AI agents
seekrit speaks MCP through seekrit mcp, a
stdio server bundled in the CLI. Point an agent (Claude Code, or any MCP client)
at it and the agent can create orgs, apps, groups, and environments, manage
secrets, mint and grant service tokens, and run commands with secrets injected —
all as tools.
Why the server is local
seekrit is zero-knowledge: secret values, data keys, and private keys never
reach the server. Decryption only ever happens where the credential lives. So
the MCP server runs on your machine, next to that credential — a hosted
mcp.seekrit.dev could only serve metadata, never decrypt. Everything that
produces plaintext (a secret value, a data key, a decryption-capable grant)
stays on the client. That is the whole point of seekrit, preserved.
Setup
Register the server with your agent, passing a credential in its environment:
# Claude Code — an admin token lets the agent provision structure too:
SEEKRIT_TOKEN=skt_… SEEKRIT_API_URL=https://api.your-seekrit.example \
claude mcp add seekrit -- seekrit mcp
Any MCP client works — configure a stdio server whose command is seekrit mcp
with SEEKRIT_TOKEN (and SEEKRIT_API_URL) in its environment.
Choosing the credential
The server authenticates exactly like the CLI — SEEKRIT_TOKEN,
SEEKRIT_DEV_USER, or saved config. Pick per what the agent needs to do:
| Credential | Good for | Notes |
|---|---|---|
Admin token (--admin) | Provisioning: create apps/groups/envs, compose, grant, mint tokens | Org-scoped; the only headless way to create structure. |
| Runtime token (bound to an env) | Reading/writing/injecting one environment's secrets | Self-decrypts — no passphrase. Cannot provision. |
User + SEEKRIT_PASSPHRASE | A human handing their own access to a local agent | Needed to create an org (tokens can't own a Stytch org). Set the passphrase in the server env — stdin is the transport, so there is no prompt. |
Mint an admin token for an agent session, then let the agent mint scoped runtime tokens for the workloads it sets up:
seekrit token create --name agent-session --admin
Tools
Tool names may be prefixed by your client (e.g. seekrit:create_app).
- Discover —
whoami,list_orgs,list_apps,list_envs,list_groups,list_group_envs,list_env_groups,list_members,list_secrets,list_tokens,audit. - Provision —
create_org,create_app,create_group,create_env,create_group_env,compose_group,uncompose_group. - Secrets —
set_secret,get_secret,delete_secret. - Tokens & access —
create_token,revoke_token,grant_env. - Use & wire up —
run_command,export_env,configure_project.
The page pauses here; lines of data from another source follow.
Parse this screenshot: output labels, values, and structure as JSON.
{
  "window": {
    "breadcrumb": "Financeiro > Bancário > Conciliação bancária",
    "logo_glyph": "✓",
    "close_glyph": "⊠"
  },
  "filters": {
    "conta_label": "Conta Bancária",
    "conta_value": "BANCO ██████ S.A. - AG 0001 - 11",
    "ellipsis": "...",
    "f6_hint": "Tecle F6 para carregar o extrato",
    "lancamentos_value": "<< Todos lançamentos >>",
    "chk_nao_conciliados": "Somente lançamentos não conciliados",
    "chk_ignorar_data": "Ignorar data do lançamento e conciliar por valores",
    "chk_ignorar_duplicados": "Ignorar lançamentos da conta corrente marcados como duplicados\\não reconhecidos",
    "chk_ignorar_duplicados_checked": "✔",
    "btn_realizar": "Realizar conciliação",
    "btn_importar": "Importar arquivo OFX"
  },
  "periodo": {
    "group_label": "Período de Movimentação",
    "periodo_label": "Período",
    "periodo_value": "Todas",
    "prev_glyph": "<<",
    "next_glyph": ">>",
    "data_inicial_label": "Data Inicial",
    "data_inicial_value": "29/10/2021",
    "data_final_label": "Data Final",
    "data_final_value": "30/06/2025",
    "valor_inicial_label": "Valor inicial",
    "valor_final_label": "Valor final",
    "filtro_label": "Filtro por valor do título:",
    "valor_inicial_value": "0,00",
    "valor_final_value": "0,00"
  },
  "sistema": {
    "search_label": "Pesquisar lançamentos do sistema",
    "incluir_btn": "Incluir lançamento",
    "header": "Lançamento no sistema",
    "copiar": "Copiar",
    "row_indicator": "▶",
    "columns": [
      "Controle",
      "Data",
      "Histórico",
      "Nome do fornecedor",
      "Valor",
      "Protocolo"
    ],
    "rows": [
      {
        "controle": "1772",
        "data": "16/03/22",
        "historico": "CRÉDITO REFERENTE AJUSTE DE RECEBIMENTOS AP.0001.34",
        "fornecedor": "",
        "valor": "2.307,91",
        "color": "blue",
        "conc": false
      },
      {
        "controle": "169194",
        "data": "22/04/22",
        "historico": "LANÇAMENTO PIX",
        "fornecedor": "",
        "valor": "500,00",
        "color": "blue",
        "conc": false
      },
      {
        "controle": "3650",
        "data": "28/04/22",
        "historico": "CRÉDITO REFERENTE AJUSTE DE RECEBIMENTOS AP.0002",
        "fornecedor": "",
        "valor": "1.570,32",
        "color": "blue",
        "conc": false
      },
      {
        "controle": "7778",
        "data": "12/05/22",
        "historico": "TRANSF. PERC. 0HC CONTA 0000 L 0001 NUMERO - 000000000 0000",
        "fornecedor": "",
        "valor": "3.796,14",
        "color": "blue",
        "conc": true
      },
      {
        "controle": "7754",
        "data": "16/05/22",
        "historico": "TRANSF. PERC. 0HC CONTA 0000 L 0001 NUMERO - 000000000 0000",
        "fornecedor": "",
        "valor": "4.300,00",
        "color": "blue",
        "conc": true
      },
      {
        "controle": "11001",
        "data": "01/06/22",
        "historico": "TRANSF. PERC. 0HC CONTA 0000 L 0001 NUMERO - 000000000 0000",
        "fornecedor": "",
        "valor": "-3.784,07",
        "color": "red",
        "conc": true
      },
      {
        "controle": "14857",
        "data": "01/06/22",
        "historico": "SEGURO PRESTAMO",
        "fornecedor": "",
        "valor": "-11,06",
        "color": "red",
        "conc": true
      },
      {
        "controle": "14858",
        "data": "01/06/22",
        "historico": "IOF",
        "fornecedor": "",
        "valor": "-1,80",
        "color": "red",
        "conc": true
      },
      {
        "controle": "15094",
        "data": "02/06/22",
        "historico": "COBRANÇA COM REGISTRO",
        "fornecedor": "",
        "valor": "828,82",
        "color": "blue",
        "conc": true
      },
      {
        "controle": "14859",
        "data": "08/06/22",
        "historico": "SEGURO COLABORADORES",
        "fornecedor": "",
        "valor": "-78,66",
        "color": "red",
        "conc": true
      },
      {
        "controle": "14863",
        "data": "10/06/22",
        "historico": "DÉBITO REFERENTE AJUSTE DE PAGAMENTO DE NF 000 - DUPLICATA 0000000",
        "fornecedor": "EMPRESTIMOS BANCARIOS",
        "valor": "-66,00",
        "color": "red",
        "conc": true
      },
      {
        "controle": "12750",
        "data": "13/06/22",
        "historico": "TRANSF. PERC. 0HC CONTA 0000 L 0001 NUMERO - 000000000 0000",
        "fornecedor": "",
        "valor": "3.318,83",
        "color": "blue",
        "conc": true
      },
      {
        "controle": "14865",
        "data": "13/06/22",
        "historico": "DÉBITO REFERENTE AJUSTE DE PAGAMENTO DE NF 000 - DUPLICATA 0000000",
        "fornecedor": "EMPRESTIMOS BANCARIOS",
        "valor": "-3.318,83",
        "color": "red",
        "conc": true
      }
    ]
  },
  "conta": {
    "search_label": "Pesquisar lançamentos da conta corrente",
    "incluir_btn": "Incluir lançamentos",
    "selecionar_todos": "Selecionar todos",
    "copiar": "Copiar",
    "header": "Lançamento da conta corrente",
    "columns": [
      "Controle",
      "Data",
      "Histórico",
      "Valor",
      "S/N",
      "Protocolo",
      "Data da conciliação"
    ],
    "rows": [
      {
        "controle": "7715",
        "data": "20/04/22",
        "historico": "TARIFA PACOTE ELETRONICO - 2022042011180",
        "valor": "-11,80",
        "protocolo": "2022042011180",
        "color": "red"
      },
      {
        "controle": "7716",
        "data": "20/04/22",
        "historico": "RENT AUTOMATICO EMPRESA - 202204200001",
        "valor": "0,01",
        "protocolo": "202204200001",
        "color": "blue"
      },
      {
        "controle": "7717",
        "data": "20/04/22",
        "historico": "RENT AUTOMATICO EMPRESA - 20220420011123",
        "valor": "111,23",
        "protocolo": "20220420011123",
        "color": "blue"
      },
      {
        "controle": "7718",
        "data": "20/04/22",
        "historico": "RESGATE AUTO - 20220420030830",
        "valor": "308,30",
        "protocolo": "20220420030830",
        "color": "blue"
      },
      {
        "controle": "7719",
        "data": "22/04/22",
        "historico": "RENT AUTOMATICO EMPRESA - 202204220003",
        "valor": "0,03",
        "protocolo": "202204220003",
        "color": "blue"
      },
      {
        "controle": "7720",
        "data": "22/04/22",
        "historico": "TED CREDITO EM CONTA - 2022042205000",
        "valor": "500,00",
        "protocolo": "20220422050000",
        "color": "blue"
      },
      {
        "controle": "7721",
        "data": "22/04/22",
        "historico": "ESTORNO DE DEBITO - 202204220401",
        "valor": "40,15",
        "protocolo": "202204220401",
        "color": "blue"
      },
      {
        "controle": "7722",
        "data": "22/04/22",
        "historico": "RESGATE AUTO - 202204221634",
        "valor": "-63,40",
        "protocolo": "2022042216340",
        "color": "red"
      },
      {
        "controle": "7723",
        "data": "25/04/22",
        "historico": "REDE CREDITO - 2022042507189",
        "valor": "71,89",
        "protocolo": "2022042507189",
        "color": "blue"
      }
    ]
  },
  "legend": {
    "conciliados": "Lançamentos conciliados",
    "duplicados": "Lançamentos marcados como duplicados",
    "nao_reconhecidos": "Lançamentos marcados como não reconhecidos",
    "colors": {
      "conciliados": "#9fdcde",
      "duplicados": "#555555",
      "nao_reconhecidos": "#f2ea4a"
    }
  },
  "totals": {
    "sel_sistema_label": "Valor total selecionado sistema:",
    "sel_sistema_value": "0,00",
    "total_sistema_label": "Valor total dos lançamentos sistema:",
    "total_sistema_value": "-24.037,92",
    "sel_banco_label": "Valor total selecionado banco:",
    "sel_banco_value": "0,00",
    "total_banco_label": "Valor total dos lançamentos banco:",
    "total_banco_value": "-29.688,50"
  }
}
Use secrets without exposing them
Prefer run_command: it resolves the environment, injects the secrets into a
child process, and returns only the command's exit code and output — the secret
values never enter the agent's context.
get_secret returns metadata by default; it only decrypts the plaintext into the
response when you pass reveal: true. Reach for that only when the value itself
is the thing you need.
Revealing a secret puts its plaintext in the agent's conversation, where it may
be logged or retained. Use run_command (or export_env to a gitignored file)
whenever the agent needs to use a secret rather than read it.
A typical session
An agent, holding an admin token, standing up a new service:
create_app→create_env(production) — the data key is generated locally.set_secretforDATABASE_URL,API_KEY, … (encrypted on this machine).create_tokenbound to that env — a runtime token, auto-granted its keys.configure_projectto writeseekrit.json, then hand the runtime token to CI or a container to runseekrit run/seekrit-run.run_command -- pnpm testto verify the app boots with its secrets injected.
Limits worth knowing
- Creating an organization needs a user session. A Stytch org must have a
human owner, so
create_orgworks under user auth (or localAUTH_MODE=dev), not under a token. Everything inside an org is available to an admin token. - Capability doesn't escalate. A runtime (member) token is denied every admin route; granting a token decryption requires the caller to already hold that environment's key, so access only propagates from an existing holder.